Die neuen Deutschen
Ein Land vor seiner Zukunft

Zweifellos kann man die Auffassung vertreten, die Vorstellung der Nation sei in der Welt des 21. Jahrhunderts antiquiert, und deswegen dafür optieren, den Nationsbegriff völlig aufzugeben und nur mit dem Begriffspaar von Staat und Gesellschaft zu operieren. Das hat aber zwei bedenkenswerte Konsequenzen: Erstens überlässt man dann das stark emotional besetzte Nationskonzept anderen, die es politisch nutzen; zweitens verzichtet man auf eine politische Kategorie, die wie kaum eine andere in der Lage ist, Solidarität und gegenseitige Hilfsbereitschaft zu mobilisieren. Tatsächlich ist die Vorstellung von nationaler Zugehörigkeit und Identität das Gegenmittel zu einer Gesellschaft, die allein aus Tauschakten unter gegenseitiger Nutzenerwartung besteht. Dass wir uns in einigen Lebensbereichen weiter in diese Richtung entwickeln werden, ist absehbar.

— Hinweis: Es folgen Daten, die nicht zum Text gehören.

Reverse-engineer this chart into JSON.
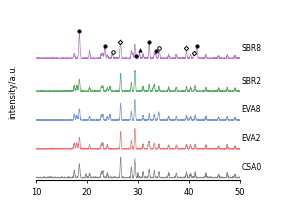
{
  "title": "",
  "xlabel": "",
  "ylabel": "intensity/a.u.",
  "xlim": [
    10,
    50
  ],
  "xticklabels": [
    "10",
    "20",
    "30",
    "40",
    "50"
  ],
  "xticks": [
    10,
    20,
    30,
    40,
    50
  ],
  "series_labels": [
    "CSA0",
    "EVA2",
    "EVA8",
    "SBR2",
    "SBR8"
  ],
  "colors": [
    "#808080",
    "#e07070",
    "#7090d0",
    "#50a860",
    "#b070c0"
  ],
  "offsets": [
    0.0,
    0.14,
    0.28,
    0.42,
    0.58
  ],
  "peak_scale": [
    0.1,
    0.1,
    0.1,
    0.1,
    0.12
  ],
  "background": "#ffffff",
  "marker_positions": {
    "filled_circle": [
      18.5,
      23.5,
      29.7,
      32.2,
      33.5,
      41.5
    ],
    "open_circle": [
      25.0,
      34.2
    ],
    "filled_triangle": [
      30.3
    ],
    "open_diamond": [
      26.5,
      39.5,
      41.0
    ]
  },
  "label_fontsize": 5.5,
  "tick_fontsize": 6,
  "ylabel_fontsize": 6,
  "seed": 42
}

Umso dringlicher brauchen wir jedoch den Solidaritätsgenerator Nation – freilich auch eine Vorstellung von Nation, die hinreichend modernisiert ist, um den Herausforderungen unserer Gegenwart und Zukunft zu begegnen.

Herfried Münkler, Marina Münkler: Die neuen Deutschen. Ein Land vor seiner Zukunft. Berlin: Rowohlt 2016, S. 290.